The persistent gender wage gap is often explained by the difference in gender competitiveness, but this theory should at least be called into question. This is the message of a study conducted by scientists at the University of Arizona and the University of San Francisco, based on a survey of nearly 250 men and women who had to perform a series of competitive tasks.
According to scientists, there are clear signs that women simply express their competitiveness in a different way. According to the researchers, this could have interesting consequences for recruiting future leaders.
“Some say that women are less competitive than men, which makes them less likely to be promoted to senior positions with better salaries,” said study leader Mary Rigdon, an economics professor at the University of Arizona.
This should explain the persistent gender pay gap. But in reality, the situation is not so simple. We found that women are just as willing to compete as men, provided they have the opportunity to divide their winnings among the losers.”
“If we are to finally close the gender pay gap, we need to get to the root of the problem,” Rigdon notes. “Only then can solutions and remedies be put in place.”
In the United States, women seem to make only 82 percent of the salary of their male colleagues.

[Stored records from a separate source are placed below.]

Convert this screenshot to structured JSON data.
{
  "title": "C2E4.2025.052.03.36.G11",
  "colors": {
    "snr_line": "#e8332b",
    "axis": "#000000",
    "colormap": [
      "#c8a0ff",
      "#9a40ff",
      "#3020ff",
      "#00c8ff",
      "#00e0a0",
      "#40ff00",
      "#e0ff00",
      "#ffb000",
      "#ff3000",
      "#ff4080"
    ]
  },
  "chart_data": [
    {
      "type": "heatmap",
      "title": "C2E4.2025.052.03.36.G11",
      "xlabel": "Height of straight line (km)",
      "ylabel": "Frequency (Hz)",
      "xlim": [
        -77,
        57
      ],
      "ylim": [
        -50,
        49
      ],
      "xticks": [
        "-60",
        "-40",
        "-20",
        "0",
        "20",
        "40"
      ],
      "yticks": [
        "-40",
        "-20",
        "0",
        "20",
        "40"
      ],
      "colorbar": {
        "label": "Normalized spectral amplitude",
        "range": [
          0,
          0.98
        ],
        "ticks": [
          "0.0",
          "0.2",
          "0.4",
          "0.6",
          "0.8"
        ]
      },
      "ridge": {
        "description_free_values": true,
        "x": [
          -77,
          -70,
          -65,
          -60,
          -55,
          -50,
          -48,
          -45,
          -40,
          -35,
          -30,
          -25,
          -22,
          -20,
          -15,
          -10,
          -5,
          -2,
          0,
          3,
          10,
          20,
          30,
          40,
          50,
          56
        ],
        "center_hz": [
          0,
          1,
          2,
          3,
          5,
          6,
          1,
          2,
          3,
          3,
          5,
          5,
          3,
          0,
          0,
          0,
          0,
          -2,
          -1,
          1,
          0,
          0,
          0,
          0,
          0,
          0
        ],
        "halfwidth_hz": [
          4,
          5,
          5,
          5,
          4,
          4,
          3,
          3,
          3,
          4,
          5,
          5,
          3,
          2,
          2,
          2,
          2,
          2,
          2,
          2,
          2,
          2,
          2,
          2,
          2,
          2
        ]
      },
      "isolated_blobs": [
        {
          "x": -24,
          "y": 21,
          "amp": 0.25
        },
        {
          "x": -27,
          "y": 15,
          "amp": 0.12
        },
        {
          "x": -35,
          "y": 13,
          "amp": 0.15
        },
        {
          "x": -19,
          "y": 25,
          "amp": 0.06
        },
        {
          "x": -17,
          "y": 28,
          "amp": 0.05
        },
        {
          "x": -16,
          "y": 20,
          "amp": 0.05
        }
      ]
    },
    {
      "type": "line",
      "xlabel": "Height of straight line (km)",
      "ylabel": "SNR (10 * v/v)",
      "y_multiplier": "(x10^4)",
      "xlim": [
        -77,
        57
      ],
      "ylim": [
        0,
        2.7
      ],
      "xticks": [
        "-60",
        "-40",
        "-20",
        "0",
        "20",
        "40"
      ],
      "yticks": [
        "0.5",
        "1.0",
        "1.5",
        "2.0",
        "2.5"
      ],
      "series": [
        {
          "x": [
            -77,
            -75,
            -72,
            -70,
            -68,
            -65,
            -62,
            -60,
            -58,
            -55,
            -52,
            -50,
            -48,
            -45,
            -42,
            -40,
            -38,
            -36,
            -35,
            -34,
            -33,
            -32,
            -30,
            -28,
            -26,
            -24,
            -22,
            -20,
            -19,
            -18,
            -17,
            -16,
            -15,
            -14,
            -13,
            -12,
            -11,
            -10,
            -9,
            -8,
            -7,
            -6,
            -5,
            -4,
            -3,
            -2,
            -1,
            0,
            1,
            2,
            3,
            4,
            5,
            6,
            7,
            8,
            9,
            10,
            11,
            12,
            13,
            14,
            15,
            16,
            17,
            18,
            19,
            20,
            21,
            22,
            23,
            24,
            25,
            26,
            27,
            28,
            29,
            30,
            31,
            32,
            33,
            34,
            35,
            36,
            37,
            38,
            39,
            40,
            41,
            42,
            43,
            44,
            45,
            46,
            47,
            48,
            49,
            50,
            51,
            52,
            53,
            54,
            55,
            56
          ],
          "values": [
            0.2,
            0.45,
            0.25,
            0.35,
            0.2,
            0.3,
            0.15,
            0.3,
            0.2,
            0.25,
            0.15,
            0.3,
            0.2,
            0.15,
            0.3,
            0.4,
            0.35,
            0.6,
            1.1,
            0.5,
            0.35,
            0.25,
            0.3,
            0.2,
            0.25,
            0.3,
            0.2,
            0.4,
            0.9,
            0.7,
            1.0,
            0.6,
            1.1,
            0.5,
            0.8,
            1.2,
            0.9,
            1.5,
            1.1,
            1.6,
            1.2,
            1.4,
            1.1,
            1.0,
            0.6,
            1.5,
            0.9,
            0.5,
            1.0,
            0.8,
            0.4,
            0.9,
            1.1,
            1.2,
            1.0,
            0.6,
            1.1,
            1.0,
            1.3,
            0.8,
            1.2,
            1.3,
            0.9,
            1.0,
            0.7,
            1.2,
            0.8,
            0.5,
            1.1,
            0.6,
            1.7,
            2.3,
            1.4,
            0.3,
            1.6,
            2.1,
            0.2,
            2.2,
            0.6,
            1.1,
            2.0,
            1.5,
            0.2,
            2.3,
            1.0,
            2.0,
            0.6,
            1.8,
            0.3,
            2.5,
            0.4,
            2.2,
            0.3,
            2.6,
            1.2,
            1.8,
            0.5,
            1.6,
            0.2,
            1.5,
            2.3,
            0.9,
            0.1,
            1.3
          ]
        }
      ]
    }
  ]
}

This means that a woman has to work for about three months longer than her male counterpart for the same pay.
Rigdon asserts that “economists have put forward a number of possible explanations for the wage gap”. “It is suggested, among other things, that gender differences in certain skills can be identified, which may lead women more quickly to lower-paying jobs.”
Another theory mentions brutal discrimination. Still others argue that women are naturally less competitive and less willing to take risks than men.”
“But if women were more conservative, they wouldn’t be able to get to the top of the big companies,” Rigdon notes. “However, this is not the trend that can be observed in recent years.”
“Among the Fortune 500 companies, 8 percent of female CEOs can be identified. Although this is a low number, it is the highest level ever recorded. So it can be suggested that women are as competitive as men, but expressing It’s a different way.”
To substantiate their claims, the scientists set up a test in which the participants – both men and women – faced a number of tests, in which they had to solve a number of problems for a fee. The size of that reward was determined by the competitiveness of the chosen model.
Men often chose the most competitive option, in which only the strongest performance was rewarded. On the other hand, women were more likely to choose an option in which profits are distributed equally among all participants.
But this changed, when in the more competitive model, the winners could decide for themselves what percentage of their rewards, if any, would be distributed to other participants. Now, according to the researchers, a greater part of the posts have shifted to choosing the competitive model.
According to the researchers, there are some theories that could explain why women are more competitive when they can share the profits made.
“Participants may have just liked being able to control how profits are distributed among other participants,” they note. “Another theory – which has emerged among evolutionary psychologists – suggests that participants tend to use division to calm their uneasy feelings about their gains.”
The scientists say they are designing an experiment that should also provide an answer to that question.
“The results suggest that it is better for companies to work with diverse profiles for their managerial positions,” Rigdon said.
“Women may be more attracted to positions with a social component. This component may be missing in companies’ recruitment strategy, which often focuses on rewards and rewards.”